Esta es la segunda verdad: el deseo no envejece. Solo envejece tu capacidad de satisfacerlo. Es una tortura exquisita, digna de los griegos. Sísifo empujando no una roca, sino su propia libido hacia una cima inalcanzable.

Anoche vi a mi vecina de diecinueve años en el pasillo. Llevaba unos shorts que apenas cubrían el nacimiento de sus nalgas. La curva donde termina la espalda y comienza el culo. Esa curva específica que solo existe entre los diecisiete y los veintitrés años. Después, la gravedad hace su trabajo. La carne cede. La promesa se convierte en memoria.

Me masturbé pensando en ella. Fue un acto mecánico, triste. El orgasmo de un mamífero envejecido. Eyaculé en un pañuelo de papel. Millones de espermatozoides muertos. Una metáfora perfecta.

Mi ex-mujer tiene cuarenta y uno. La última vez que la vi, noté las arrugas alrededor de sus ojos. Los pechos que empiezan a ceder. El vientre que ya no es plano. Me produce la misma excitación sexual que un electrodoméstico. Menos, quizá. Al menos con un electrodoméstico no finges.

Las mujeres de mi edad son compañeras de extinción. Compartimos la misma condena biológica. Pero mientras ellas pueden refugiarse en la maternidad, en el amor romántico, en las novelas de Paulo Coelho, los hombres solo tenemos la cruda realidad del deseo insatisfecho.

El verano es la estación de la tortura. Playas. Piscinas. Carne joven exhibiéndose con la inconsciencia de quien no sabe que la belleza es temporal. Creen que siempre serán así. Deseables. Con el poder de hacer que los hombres se humillen.

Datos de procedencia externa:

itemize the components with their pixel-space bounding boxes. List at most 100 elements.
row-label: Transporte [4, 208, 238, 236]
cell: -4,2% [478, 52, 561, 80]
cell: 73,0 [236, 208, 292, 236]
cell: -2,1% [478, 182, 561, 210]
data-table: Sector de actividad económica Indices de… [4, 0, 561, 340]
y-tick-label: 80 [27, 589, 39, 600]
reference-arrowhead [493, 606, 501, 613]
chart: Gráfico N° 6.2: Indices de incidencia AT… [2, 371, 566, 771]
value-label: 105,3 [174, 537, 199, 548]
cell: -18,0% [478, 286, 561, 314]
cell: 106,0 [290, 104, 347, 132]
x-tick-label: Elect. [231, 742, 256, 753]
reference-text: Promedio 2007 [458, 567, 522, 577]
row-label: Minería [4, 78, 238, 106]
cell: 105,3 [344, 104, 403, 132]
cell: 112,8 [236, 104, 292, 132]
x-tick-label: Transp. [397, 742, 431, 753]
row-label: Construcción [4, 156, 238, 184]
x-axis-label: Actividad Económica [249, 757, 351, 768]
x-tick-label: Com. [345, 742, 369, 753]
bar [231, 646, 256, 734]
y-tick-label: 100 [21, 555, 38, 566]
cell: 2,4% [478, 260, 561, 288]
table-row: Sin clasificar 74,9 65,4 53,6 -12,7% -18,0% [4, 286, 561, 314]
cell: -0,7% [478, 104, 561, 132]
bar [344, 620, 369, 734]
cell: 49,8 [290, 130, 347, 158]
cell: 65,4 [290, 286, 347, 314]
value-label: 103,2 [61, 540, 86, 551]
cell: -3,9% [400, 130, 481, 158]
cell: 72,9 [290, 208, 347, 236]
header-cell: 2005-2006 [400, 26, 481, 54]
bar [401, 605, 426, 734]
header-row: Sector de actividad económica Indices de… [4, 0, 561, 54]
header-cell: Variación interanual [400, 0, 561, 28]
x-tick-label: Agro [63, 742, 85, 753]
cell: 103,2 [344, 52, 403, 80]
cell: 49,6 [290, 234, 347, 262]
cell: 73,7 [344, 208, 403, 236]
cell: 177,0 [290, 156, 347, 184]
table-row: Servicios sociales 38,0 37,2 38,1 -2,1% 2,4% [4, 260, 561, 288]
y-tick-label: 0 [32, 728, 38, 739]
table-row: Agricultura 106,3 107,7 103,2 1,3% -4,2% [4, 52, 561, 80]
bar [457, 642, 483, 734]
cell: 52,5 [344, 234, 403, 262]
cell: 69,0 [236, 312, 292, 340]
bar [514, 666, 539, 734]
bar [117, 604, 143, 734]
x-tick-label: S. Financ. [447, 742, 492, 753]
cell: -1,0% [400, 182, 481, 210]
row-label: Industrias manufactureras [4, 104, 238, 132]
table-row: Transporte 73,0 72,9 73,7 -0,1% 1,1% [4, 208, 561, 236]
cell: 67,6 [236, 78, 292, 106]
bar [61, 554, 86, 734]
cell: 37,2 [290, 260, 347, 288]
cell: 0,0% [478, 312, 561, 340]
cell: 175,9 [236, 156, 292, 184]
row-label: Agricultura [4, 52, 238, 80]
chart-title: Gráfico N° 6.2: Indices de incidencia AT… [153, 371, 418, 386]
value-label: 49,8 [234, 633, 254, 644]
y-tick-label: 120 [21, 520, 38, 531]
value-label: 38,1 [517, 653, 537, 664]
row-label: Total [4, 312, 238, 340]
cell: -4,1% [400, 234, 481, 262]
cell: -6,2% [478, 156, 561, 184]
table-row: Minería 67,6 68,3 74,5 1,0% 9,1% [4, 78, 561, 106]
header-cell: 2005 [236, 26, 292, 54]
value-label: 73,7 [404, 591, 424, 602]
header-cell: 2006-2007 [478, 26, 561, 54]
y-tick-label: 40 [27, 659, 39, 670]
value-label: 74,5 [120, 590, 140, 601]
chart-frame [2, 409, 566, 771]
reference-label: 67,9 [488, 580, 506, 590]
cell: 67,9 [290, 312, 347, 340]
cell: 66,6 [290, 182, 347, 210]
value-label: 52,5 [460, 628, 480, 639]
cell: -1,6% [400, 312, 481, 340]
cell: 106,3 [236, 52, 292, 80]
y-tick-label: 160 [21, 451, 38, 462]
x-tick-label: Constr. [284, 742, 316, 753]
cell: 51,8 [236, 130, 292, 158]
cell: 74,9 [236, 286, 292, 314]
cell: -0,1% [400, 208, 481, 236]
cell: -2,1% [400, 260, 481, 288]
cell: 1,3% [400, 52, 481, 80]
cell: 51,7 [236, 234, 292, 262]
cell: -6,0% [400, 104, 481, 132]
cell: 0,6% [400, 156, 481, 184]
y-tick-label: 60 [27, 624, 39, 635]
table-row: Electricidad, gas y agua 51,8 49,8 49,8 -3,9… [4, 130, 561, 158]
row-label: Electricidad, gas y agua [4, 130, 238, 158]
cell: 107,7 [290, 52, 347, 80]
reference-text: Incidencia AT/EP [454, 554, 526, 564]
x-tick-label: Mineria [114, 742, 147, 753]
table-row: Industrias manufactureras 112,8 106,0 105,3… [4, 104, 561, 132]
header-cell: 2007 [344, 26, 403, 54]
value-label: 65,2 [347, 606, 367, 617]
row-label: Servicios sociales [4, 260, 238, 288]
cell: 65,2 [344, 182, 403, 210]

No saben que en veinte años serán invisibles. Que caminarán por la calle y nadie las mirará. Que intentarán seducir y solo conseguirán lástima. La venganza del tiempo es perfecta en su crueldad.

Pero eso no me consuela. Porque yo ya soy invisible ahora.

Hay hombres que pagan. Prostitutas de Europa del Este que fingen gemir. Que cobran por hora lo que yo gano en un día. Es el capitalismo en su forma más pura: todo se puede comprar, incluso la ilusión del deseo.

Pero yo no puedo pagar por lo que realmente quiero. No quiero un servicio. Quiero ser deseado. Quiero que una mujer de veinte años me mire y sienta lo que yo sentía a los veinte. Esa urgencia animal. Ese calor en el bajo vientre.

Es imposible. Salvo que seas rico. Muy rico. O famoso. Entonces puedes comprar la juventud ajena. No el deseo, pero sí el acceso a los cuerpos jóvenes. Es otra forma de masturbación. Más cara. Más elaborada. Pero igualmente vacía.

A veces pienso en el suicidio. No por depresión. Por lógica. ¿Qué sentido tiene vivir treinta años más como un eunuco? ¿Viendo cómo cada verano trae una nueva cosecha de carne fresca que no puedes tocar?

Las culturas que cubren a las mujeres lo entendieron todo. No es puritanismo. Es supervivencia masculina. Es proteger a los hombres de la evidencia diaria de su propia impotencia.

Dentro de diez años será peor. Dentro de veinte, insoportable. El deseo no se extingue. Solo se convierte en una llaga que no cicatriza. En un recordatorio constante de lo que fuiste y ya no eres.

No hay salida. No hay redención. Solo la lenta putrefacción del deseo insatisfecho.

Los jóvenes que lean esto no lo entenderán. Creen que el amor maduro compensará. Que la experiencia es un valor. Que la personalidad importa.

Mentiras piadosas.

Cuando tengan cuarenta y tres años, cuando vean a la hija de su mejor amigo y sientan esa punzada en el estómago, cuando se masturben con el recuerdo de lo que nunca más podrán tener, entonces entenderán.

Pero será demasiado tarde.

Como para mí.

Como para todos nosotros.

Los muertos que caminan.

Los extintos que respiran.

Los hombres después de los cuarenta.